Although not considered as insolvency proceedings listed in Annex A of the EU Regulation on insolvency proceedings, the English scheme of arrangement has been widely used by European debtors over the past 15 years to implement financial restructurings. The member states started reacting in a rather dispersed manner, from the mid-2000s, as they amended their national insolvency regimes on several occasions. The lack of coordination between the member states in amending their insolvency regimes, combined with the analysis made by the European Commission that the differences between the different insolvency regimes were an obstacle to the free movement of capital, led the European Commission to propose a first draft of the Directive in November 2016.

The Directive that was finally adopted by the European Commission on 20 June 2019 is largely inspired by Chapter 11, with the introduction of cross-class cramdown, homogeneous classes of creditors and absolute priority rule, among other things.

Owing to Brexit, the United Kingdom is outside the scope of the Directive. In this context, several countries, such as the Netherlands and Ireland, have communicated very early that they could become the preferred jurisdiction for cross-border restructuring.

In this context, the Corporate Insolvency and Governance Act (CIGA), which came into force on 26 June 2020, appears as an answer to the risk of a loss of competitiveness of the scheme of arrangement for major cross-border financial restructuring. It introduced the restructuring plan, which is similar to schemes of arrangement on many aspects but with some significant developments that are included in the Directive, such as cross-class cramdown and the absence of the majority in number requirement to vote in favour of the plan within each class of creditors. The competitiveness of this ‘super scheme’ for cross-border restructuring will also depend on the likelihood of recognition of the plan in other jurisdictions, which remains uncertain in this context post-Brexit.

Regardless of the situation on the recognition of plans adopted through either schemes of arrangement or the CIGA, the transposition in the EU member states of identical rules, inspired by Chapter 11, such as homogenous classes of creditors, cross-class cramdown, debtor-in-possession financing, priority rule and creditors’ best interests, will reduce the distinction between the restructuring regimes. Cultural differences will, however, remain, most likely through different approaches in case law. It would, therefore, be interesting to observe in the coming years whether the combination of Brexit and the transposition of the Directive will put an end to forum shopping.

There is no doubt that the quality and efficiency of national restructuring frameworks (either preventive restructuring or insolvency law) will be key for countries to face the consequences of the covid-19 pandemic on their economies in the long-term.

In the context of a crisis such as covid-19, what are the best interests of creditors?

The article on the Cape Town Convention in the aviation industry is particularly interesting. Designed to facilitate asset-based financing, the protection of creditors offered against cramdown may not be in the best interests of the dissenting creditors if the sole alternative solution for them is to repossess the aircraft.

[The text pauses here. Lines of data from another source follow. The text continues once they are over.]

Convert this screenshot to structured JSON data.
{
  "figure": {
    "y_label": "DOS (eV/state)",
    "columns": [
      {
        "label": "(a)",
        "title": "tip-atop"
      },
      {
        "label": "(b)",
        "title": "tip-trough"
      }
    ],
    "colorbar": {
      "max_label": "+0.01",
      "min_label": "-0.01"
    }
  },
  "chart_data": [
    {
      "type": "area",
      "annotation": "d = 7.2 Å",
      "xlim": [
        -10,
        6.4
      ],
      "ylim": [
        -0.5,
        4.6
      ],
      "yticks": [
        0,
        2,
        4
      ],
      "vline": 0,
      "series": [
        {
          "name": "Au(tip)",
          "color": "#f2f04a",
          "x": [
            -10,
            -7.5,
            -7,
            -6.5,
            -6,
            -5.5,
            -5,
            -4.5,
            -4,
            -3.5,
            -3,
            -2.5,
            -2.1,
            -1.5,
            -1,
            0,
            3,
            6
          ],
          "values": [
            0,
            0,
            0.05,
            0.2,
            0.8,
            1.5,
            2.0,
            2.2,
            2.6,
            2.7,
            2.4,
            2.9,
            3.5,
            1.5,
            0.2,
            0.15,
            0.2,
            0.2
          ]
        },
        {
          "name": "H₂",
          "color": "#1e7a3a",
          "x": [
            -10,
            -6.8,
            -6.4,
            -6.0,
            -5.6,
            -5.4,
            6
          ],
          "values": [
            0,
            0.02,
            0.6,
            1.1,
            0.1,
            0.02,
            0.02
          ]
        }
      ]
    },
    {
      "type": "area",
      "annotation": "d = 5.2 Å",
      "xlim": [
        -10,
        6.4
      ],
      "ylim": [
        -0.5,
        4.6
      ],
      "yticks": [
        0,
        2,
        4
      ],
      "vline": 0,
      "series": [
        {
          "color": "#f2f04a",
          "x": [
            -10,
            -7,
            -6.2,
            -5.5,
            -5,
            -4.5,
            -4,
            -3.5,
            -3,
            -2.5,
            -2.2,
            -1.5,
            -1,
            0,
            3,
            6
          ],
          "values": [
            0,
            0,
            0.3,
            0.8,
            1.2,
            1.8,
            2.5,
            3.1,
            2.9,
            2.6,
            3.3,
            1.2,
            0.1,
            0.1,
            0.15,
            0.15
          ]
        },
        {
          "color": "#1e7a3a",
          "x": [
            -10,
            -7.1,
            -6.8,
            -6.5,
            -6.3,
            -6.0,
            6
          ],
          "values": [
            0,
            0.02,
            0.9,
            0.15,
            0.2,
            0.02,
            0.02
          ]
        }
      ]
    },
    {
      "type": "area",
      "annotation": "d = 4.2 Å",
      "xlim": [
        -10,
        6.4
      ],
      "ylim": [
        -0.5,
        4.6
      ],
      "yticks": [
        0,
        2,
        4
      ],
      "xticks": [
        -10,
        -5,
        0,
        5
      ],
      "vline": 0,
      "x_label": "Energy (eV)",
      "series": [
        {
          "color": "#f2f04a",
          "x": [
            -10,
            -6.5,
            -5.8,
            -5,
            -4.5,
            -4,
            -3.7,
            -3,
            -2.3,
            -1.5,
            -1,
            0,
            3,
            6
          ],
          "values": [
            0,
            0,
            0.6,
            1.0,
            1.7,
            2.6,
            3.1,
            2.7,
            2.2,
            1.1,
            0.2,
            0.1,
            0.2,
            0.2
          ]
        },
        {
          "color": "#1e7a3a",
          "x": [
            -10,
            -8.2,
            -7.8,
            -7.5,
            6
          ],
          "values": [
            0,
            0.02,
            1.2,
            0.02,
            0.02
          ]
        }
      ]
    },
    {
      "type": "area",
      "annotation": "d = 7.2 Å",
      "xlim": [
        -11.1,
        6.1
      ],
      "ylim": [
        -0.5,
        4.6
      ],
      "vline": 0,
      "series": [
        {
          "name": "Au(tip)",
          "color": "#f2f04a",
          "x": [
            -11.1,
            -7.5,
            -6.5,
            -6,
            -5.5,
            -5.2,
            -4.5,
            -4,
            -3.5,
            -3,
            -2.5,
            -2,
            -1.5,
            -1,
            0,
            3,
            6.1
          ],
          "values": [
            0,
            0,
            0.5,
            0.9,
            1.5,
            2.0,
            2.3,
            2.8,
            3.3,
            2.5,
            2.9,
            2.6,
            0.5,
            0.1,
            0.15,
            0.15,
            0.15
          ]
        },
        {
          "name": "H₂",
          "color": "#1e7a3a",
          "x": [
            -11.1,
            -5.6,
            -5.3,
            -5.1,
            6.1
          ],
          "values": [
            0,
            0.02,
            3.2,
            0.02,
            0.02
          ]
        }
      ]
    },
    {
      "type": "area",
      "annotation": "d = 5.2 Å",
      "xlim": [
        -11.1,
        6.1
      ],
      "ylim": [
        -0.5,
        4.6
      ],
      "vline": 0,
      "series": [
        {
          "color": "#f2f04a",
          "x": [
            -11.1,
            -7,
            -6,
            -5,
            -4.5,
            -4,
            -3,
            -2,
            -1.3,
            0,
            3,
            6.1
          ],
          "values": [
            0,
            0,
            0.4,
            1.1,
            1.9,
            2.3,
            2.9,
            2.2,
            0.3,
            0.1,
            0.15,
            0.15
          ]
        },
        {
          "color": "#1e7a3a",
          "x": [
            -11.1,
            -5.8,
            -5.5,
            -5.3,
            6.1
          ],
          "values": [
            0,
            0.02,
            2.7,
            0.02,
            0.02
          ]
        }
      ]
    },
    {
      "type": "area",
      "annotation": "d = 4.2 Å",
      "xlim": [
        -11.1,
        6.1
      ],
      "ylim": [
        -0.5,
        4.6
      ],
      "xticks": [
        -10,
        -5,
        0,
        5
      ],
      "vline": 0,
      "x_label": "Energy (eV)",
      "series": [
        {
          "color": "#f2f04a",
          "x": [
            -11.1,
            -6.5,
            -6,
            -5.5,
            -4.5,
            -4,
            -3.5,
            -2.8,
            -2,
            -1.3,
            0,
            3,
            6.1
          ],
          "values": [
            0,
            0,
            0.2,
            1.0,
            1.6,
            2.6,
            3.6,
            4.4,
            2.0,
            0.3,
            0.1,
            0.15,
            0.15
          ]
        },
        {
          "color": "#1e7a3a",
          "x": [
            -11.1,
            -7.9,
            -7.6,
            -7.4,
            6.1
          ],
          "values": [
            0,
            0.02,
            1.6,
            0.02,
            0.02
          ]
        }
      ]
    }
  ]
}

In the context of the covid-19 pandemic, governments pay, and will continue to pay, attention to the best way to preserve the continuity of businesses and avoid a significant increase of unemployment. Considering the impact of the pandemic on the assets’ value, the best interests of creditors may not be to prevent the adoption of restructuring plan. It may explain the approval by almost all secured and unsecured creditors of the restructuring plans of Nordic Aviation Capital (through a scheme of arrangement) and Virgin Atlantic (through the CIGA).

As readers will discover, this is an interesting period, and many aspects of the laws regarding insolvency and pre-insolvency are expected to be further refined and enhanced to meet the needs of debtors, creditors and others.